Yo creo que sí, pero con matices. En España, la Ley de Propiedad Intelectual establece que, por defecto, los derechos de autor de una obra creada por un empleado en el marco de su relación laboral se transfieren automáticamente al empresario, siempre que la obra sea fruto de sus funciones y la empresa haya aportado los medios necesarios. Esto aplica sobre todo a software, diseños, textos o inventos desarrollados durante la jornada y con recursos de la compañía.
Sin embargo, hay excepciones. Si el empleado crea algo fuera de su horario, con sus propios medios y sin relación con su puesto, la obra le pertenece a él. También es clave lo que diga el contrato: muchas empresas incluyen cláusulas específicas de cesión de derechos. Para que quede claro, recomiendo revisar el convenio colectivo o el acuerdo de confidencialidad.
Según datos del Observatorio de la Propiedad Intelectual 2024, el 68% de los litigios por derechos de autor en empresas españolas se deben a falta de claridad contractual. Por eso, mi consejo es que tanto empleados como empleadores dejen por escrito qué pasa con cada creación. Aquí te pongo un resumen:
| Situación | ¿A quién pertenecen los derechos? |
|---|---|
| Obra creada con medios de la empresa y dentro del horario laboral | Al empresario (salvo pacto contrario) |
| Obra creada fuera del horario, con herramientas propias y sin relación con el puesto | Al empleado |
| Invención relacionada con la actividad de la empresa pero fuera de horario | Puede haber conflicto; depende del contrato |
| Software desarrollado por encargo explícito | Al empresario, según la Ley de Software |
En definitiva, no es un sí o no rotundo. Depende del contexto, pero la tendencia legal protege más a la empresa cuando el empleado actúa dentro de sus funciones.

Pues mira, yo he tenido una experiencia bastante clara: trabajaba en una agencia de marketing y diseñé un logotipo para un cliente.
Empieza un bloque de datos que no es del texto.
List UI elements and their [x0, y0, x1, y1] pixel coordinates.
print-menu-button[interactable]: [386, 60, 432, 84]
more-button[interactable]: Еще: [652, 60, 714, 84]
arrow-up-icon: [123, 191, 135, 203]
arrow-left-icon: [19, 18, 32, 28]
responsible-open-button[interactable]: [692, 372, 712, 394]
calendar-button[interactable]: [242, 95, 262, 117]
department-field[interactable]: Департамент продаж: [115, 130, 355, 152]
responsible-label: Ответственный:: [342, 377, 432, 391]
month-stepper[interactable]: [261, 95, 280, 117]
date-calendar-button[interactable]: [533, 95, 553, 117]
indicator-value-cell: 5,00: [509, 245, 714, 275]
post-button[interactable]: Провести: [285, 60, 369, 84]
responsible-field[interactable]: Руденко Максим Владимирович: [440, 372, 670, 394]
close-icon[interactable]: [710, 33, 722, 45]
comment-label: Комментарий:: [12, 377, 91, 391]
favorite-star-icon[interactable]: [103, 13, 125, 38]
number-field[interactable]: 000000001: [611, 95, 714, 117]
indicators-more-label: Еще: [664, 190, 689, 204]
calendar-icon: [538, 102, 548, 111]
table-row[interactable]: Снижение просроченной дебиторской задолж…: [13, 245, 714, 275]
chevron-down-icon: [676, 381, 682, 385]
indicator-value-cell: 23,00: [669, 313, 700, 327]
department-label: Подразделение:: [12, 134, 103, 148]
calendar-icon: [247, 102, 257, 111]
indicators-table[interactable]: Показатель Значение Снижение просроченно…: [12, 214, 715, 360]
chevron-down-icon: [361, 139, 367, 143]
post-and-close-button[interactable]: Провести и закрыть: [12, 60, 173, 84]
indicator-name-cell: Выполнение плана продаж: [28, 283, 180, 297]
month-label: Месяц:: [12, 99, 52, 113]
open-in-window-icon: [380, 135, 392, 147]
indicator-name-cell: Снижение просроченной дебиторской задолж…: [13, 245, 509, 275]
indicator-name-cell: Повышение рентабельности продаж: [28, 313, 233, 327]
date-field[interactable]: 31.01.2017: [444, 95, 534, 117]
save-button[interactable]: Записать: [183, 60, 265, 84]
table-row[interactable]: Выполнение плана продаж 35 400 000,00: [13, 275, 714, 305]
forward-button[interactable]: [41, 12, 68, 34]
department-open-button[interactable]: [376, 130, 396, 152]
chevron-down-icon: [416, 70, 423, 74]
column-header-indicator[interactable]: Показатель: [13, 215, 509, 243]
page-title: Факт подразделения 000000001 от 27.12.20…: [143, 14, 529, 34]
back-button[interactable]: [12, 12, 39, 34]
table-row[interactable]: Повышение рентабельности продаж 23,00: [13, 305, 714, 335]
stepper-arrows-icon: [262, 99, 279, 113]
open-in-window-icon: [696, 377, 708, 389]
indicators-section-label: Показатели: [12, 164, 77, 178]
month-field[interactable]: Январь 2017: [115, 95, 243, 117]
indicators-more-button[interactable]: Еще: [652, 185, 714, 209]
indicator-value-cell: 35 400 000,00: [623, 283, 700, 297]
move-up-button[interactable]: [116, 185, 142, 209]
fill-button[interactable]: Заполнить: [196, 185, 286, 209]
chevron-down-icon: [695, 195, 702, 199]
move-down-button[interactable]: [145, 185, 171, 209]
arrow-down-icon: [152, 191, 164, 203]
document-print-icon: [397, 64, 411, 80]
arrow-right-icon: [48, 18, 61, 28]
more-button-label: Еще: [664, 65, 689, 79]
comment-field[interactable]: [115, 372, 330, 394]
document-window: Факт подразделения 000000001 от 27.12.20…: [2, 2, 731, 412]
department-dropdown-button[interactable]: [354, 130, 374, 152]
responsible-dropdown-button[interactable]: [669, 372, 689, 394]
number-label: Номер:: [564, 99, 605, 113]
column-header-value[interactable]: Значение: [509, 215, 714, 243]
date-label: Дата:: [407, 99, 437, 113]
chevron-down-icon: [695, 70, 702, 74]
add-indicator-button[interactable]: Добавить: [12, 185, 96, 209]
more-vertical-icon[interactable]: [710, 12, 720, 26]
La empresa me dijo que los derechos eran suyos, y al final fue así porque lo hice con sus ordenadores y en mi horario. Pero si hubiera sido un proyecto personal que desarrollé en casa, otro gallo cantaría. Lo mejor es leer bien el contrato antes de firmar. A mí me sirvió para aprender: si quieres crear algo tuyo, hazlo fuera del trabajo y con tus propios recursos.

Soy un ingeniero recién salido de la universidad y me preguntaba esto mismo. Lo que he entendido es que, aunque parezca injusto, el copyright de lo que haces en la empresa suele ser de ellos. Pero también hay un lado positivo: si la empresa usa tu idea y gana dinero, puedes negociar un bonus o una compensación. No tengas miedo de preguntar en la entrevista o en la revisión del contrato. A mí me ayudó saber que puedo registrar como mías las creaciones que hago en mi tiempo libre, sin usar los recursos de la empresa.

He visto muchos casos en los que los empleados creen que todo lo que hacen les pertenece, y no es así. La jurisprudencia española tiende a favorecer a la empresa cuando la creación está dentro de las obligaciones laborales. Sin embargo, hay un vacío legal en obras realizadas con medios mixtos (parte empresa, parte personal). Por eso, lo prudente es documentar siempre: guarda correos, registra fechas y, si es posible, negocia una cláusula específica. No te fíes de acuerdos verbales. En mi experiencia, la transparencia evita problemas mayores.